Ao mesmo tempo, os hiperescaladores vêm investindo em tecnologias capazes de oferecer energia limpa de forma contínua. Entre as apostas estão pequenos reatores nucleares modulares (SMRs), sistemas geotérmicos avançados, novas tecnologias de armazenamento em baterias e até conceitos mais experimentais, como energia solar transmitida do espaço.
Segundo a Columbia Business School, essas empresas já desempenham um papel central no financiamento de projetos renováveis. Amazon, Microsoft, Google e Meta respondem juntas por mais da metade dos novos contratos corporativos de compra de energia renovável nos Estados Unidos.

O que vai definir os vencedores da corrida de IA?
Especialistas acreditam que os vencedores serão definidos principalmente pela capacidade de construir e sustentar infraestrutura.
Para Buhler, fatores como acesso a energia, disponibilidade de data centers, capacidade de obter licenças regulatórias e transformar esses investimentos em receitas recorrentes serão decisivos. Na avaliação dele, a disputa não será vencida necessariamente pela empresa com o melhor modelo de IA, mas por quem conseguir construir, energizar e rentabilizar sua infraestrutura com mais eficiência.
Kenneth Corrêa compartilha uma visão semelhante.

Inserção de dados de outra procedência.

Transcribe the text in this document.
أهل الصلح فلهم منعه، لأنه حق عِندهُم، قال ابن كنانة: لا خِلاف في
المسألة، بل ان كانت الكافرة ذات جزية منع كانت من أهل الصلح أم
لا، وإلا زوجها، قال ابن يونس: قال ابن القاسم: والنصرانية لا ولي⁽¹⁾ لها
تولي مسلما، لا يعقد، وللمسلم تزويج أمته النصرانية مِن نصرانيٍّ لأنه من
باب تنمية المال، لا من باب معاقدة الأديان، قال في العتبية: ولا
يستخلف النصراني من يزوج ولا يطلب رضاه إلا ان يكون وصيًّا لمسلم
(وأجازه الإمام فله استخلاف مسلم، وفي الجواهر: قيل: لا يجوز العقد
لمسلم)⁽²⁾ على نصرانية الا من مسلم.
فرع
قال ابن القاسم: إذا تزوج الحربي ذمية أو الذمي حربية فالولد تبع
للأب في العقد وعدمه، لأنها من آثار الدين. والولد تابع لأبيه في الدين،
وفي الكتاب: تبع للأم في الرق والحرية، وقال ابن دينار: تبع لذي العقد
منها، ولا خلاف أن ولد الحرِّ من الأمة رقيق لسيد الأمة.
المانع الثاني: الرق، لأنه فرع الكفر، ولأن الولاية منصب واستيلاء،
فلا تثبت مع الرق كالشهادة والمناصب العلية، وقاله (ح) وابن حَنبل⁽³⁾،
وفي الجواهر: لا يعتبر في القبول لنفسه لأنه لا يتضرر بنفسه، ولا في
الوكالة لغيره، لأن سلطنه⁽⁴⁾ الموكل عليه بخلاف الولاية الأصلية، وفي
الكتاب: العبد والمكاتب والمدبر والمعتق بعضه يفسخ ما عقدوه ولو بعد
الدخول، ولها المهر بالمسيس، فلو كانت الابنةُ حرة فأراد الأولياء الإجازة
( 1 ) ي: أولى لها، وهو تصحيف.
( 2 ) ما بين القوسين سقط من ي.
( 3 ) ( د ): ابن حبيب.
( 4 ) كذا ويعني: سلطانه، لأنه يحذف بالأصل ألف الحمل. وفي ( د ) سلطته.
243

Segundo ele, a liderança ficará com as empresas capazes de dominar toda a cadeia tecnológica da IA, desde a infraestrutura física até a entrega dos serviços ao cliente final.
O especialista também acredita que a próxima etapa da competição será marcada pela expansão dos chamados agentes de IA. Nesse cenário, tende a levar vantagem quem oferecer a melhor base tecnológica para que empresas construam suas próprias redes de agentes inteligentes.
Na visão de Corrêa, os futuros líderes do setor serão aqueles que conseguirem combinar acesso confiável a energia, modelos avançados e um ecossistema robusto para clientes e desenvolvedores.
O jogo deixou de ser apenas sobre software e passou a ser sobre o controle de todo o ‘stack’ de inteligência artificial, do hardware físico à distribuição final.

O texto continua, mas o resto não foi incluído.